Together, the Tio family influenced a generation of young musicians, opening them up to syncopated Latin rhythms. Papa Tio taught, among others, the great Sidney Bechet, and the Baquet brothers, Achille and George. George Baquet founded the Excelsior Brass Band, composed of black musicians. He also played with the creole-of-color bands, such as Manuel Perez's Imperial Orchestra and the Original Creole Orchestra. He worked with Buddy Bolden and recorded with Jelly Roll Morton. Achille Baquet was an excellent saxophonist as well as clarinetist. He played mainly with white bands: in New Orleans, with Papa Jack Laine's Reliance Brass Band, and in New York, with Jimmy Durante's Original New Orleans Jazz Band. Achille's choice to play music, passant blanc (passing for white), was not unusual for the time. Besides Achille on clarinet, Papa Jack Laine's band included Dave Perkins on trombone, another blue-eyed musician of black descent, who also played with Buddy Bolden. Although it's not certain if Bolden ever played with Laine, it's safe to say that he heard and was influenced by Laine, just as Laine was most likely influenced by Bolden. Nick LaRocca played with Papa Jack Laine, as did all the members of his Original Dixieland Jazz Band. LaRocca's heritage was Sicilian. His father was a cornet player in Sicilian marching bands, which have, interestingly, the same instrumentation as New Orleans brass marching bands, and they also share the tradition of performing at funerals. It's both possible and probable that Nick LaRocca heard, and was influenced by Buddy Bolden, who had the most popular black band at the turn of the century. Willie G. "Bunk" Johnson, another early cornet player, claimed, "King Bolden and myself were the first men that began playing Jazz in the city of dear old New Orleans." And then along came the most famous of them all, Louis Armstrong, who had this to say in his autobiography, "The first great jazz orchestra was formed in New Orleans by a cornet player named Dominic James LaRocca. They called him "Nick" LaRocca. His orchestra had only five pieces, but they were the hottest five pieces that had ever been known before." These are just some of the names of the progenitors of the Jazz idiom, but who really was the first to play Jazz? For all of the passionately-held theories, the only really accurate answer is New Orleans.
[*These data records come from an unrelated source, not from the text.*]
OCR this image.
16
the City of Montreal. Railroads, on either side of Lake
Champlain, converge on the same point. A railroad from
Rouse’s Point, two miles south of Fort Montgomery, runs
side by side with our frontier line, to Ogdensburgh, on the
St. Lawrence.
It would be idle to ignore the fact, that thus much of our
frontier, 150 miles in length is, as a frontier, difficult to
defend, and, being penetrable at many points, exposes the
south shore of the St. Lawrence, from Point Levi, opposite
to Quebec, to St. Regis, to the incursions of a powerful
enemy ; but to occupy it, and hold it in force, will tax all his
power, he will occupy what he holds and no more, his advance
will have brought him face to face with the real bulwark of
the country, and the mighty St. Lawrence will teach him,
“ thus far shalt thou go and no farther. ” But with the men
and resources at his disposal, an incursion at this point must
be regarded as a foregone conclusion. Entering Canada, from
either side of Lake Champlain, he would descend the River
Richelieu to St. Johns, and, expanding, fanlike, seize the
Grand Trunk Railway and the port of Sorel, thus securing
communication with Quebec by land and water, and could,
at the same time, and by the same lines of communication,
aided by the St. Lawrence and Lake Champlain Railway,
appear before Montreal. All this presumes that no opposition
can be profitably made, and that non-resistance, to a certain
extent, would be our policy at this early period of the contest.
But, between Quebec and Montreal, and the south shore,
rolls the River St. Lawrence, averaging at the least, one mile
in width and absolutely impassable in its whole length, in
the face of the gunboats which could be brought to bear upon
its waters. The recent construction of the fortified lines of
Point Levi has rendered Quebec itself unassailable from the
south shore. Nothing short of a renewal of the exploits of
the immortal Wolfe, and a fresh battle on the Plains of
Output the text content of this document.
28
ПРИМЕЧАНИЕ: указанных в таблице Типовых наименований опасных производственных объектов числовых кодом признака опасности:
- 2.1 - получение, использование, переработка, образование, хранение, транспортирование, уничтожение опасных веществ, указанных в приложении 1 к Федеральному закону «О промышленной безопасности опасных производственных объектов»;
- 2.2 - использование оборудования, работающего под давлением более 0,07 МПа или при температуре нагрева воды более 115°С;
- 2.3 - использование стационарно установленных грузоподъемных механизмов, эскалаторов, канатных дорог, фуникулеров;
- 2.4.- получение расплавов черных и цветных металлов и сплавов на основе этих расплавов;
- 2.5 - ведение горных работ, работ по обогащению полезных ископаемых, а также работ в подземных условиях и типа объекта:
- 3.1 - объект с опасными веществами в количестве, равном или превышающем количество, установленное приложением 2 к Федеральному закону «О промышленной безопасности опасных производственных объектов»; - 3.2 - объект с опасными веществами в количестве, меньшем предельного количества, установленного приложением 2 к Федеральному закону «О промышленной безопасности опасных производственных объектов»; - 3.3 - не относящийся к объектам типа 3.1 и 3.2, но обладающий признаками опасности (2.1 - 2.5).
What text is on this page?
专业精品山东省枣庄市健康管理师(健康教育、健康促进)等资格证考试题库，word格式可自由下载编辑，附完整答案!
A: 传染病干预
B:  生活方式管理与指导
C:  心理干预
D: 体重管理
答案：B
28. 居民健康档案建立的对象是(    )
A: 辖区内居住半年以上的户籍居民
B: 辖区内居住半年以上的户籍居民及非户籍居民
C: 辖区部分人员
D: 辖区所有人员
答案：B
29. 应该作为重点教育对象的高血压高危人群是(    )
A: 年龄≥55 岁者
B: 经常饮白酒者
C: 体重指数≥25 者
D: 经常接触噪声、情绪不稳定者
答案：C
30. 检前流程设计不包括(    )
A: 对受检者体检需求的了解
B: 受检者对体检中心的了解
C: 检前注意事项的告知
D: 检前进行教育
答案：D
Jazz wasn't born on a particular day, it was created over a period of time. It wasn't just one person or one race that was responsible for creating it. It was a meeting, and mixing, of the essences and emotions of many people, of many cultures. When circumstances are right and a variety of influences come together to create something special, when many flavors combine to make a new taste that is greater than the sum of its spices, we have a name for it down here: we call it gumbo. And just like Jazz, nobody makes gumbo like we make it in New Orleans.